Entre esos hábitos, el ejercicio físico regular aparece como la herramienta más potente. “Tiene beneficios cardiovasculares, metabólicos, neurológicos, musculares y también psicológicos. Debería incorporarse desde edades tempranas”, explicó. En ese sentido, advirtió sobre el sedentarismo como uno de los factores de riesgo más importantes, ya que puede derivar en sobrepeso y enfermedades como hipertensión, diabetes o colesterol elevado.
Sobre este último punto, Giusti explicó que la dislipemia, más conocida como colesterol alto, es uno de los principales factores de riesgo, al igual que la hipertensión, el tabaquismo o la falta de actividad física.
En cuanto a las diferencias entre hombres y mujeres, señaló que los varones presentan mayor riesgo cardiovascular hasta que las mujeres llegan a la menopausia. “A partir de ese momento, el riesgo se iguala por una cuestión hormonal”, detalló.
La médica también hizo hincapié en la importancia de los controles periódicos, incluso en personas sin síntomas. “La mayoría de las consultas son por chequeos, evaluaciones prequirúrgicas o control de factores de riesgo.

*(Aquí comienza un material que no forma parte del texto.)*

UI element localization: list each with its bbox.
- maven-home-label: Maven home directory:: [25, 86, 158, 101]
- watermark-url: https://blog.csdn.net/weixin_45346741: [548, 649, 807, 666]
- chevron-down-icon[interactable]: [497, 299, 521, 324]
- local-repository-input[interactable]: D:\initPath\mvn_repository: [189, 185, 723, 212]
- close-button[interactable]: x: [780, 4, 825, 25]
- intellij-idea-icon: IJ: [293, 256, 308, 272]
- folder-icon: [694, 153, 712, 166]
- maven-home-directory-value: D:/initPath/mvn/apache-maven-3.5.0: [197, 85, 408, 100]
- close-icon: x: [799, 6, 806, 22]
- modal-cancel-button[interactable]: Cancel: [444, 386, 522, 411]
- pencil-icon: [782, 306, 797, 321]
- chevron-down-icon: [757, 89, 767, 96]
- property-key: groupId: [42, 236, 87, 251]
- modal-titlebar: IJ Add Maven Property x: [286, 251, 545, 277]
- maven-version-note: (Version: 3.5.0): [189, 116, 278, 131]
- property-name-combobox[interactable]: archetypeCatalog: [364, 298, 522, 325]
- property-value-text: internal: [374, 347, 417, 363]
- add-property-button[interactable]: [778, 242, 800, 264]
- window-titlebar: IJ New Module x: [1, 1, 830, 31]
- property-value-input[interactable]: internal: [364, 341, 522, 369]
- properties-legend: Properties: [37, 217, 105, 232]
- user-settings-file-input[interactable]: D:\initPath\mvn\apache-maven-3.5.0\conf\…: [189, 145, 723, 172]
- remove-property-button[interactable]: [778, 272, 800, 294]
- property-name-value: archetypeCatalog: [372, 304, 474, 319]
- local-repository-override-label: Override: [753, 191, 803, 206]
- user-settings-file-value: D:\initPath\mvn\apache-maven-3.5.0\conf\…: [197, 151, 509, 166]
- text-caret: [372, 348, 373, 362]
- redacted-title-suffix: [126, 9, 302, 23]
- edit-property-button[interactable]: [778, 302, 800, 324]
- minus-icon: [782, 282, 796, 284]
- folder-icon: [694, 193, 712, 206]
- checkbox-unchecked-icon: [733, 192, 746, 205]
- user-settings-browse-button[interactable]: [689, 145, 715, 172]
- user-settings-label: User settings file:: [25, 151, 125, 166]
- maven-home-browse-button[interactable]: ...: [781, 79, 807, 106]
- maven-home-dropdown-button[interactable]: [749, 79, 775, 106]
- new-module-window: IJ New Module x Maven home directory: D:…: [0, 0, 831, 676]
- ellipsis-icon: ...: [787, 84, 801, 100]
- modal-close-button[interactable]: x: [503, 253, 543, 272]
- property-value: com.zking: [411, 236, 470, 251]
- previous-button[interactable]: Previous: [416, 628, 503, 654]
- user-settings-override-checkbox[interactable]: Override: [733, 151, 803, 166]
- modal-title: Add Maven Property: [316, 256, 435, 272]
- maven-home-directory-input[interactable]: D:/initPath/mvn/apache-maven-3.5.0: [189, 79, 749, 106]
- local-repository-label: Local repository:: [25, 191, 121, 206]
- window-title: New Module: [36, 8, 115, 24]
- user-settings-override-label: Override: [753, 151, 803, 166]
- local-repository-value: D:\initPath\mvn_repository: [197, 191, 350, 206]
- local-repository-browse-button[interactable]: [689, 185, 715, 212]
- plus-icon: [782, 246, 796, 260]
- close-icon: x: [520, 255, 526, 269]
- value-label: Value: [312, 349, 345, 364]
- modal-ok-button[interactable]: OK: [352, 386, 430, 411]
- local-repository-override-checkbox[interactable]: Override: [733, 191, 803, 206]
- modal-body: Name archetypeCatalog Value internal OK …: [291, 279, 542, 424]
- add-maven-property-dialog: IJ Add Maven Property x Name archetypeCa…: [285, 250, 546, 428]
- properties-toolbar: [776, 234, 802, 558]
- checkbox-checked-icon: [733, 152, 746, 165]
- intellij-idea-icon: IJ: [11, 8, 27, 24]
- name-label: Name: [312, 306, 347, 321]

Muchas veces detectamos hipertensión o colesterol alto en estudios de rutina”, indicó. Entre los exámenes más habituales mencionó el electrocardiograma, análisis de laboratorio y, en mayores de 35 años, pruebas de esfuerzo y ecocardiogramas.

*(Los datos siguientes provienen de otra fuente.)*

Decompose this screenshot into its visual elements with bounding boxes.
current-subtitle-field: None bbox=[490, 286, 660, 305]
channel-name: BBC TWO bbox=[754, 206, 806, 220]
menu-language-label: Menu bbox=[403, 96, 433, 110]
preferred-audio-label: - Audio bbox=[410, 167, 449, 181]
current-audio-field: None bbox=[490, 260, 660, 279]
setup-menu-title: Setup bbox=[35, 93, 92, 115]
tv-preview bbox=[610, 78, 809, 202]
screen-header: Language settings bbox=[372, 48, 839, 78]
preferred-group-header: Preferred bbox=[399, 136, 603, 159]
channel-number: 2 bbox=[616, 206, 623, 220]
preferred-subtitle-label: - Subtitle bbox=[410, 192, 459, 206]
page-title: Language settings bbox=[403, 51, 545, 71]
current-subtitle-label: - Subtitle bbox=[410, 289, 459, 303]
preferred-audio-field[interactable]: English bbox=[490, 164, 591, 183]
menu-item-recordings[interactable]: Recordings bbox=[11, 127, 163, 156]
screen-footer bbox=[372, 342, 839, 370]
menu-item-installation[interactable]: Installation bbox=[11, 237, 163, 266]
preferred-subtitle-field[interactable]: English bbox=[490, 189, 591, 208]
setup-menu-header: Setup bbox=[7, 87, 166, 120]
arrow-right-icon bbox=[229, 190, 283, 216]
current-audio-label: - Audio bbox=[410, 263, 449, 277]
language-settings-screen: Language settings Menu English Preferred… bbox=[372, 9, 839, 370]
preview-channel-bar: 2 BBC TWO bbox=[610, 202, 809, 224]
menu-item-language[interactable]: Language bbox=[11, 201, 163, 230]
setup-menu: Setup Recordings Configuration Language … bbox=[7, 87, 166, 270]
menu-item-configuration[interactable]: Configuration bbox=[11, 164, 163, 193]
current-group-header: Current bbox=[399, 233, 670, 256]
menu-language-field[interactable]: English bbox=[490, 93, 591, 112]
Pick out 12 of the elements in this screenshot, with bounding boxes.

Más allá de lo físico, Giusti también se refirió al impacto de las emociones en la salud cardíaca. Explicó que situaciones de estrés, miedo o incluso alegría generan liberación de adrenalina, lo que acelera el ritmo cardíaco. En casos extremos, puede aparecer el llamado Síndrome de Takotsubo, una afección que simula un infarto pero sin obstrucción de las arterias, generalmente asociada a situaciones de gran impacto emocional.
Finalmente, subrayó la importancia de sostener vínculos sociales y momentos de bienestar. “Reírse, compartir con amigos, sociabilizar, también es salud”, afirmó.
En un contexto donde las enfermedades cardiovasculares siguen liderando las estadísticas, el mensaje es claro: la prevención, los controles y un estilo de vida activo pueden marcar la diferencia.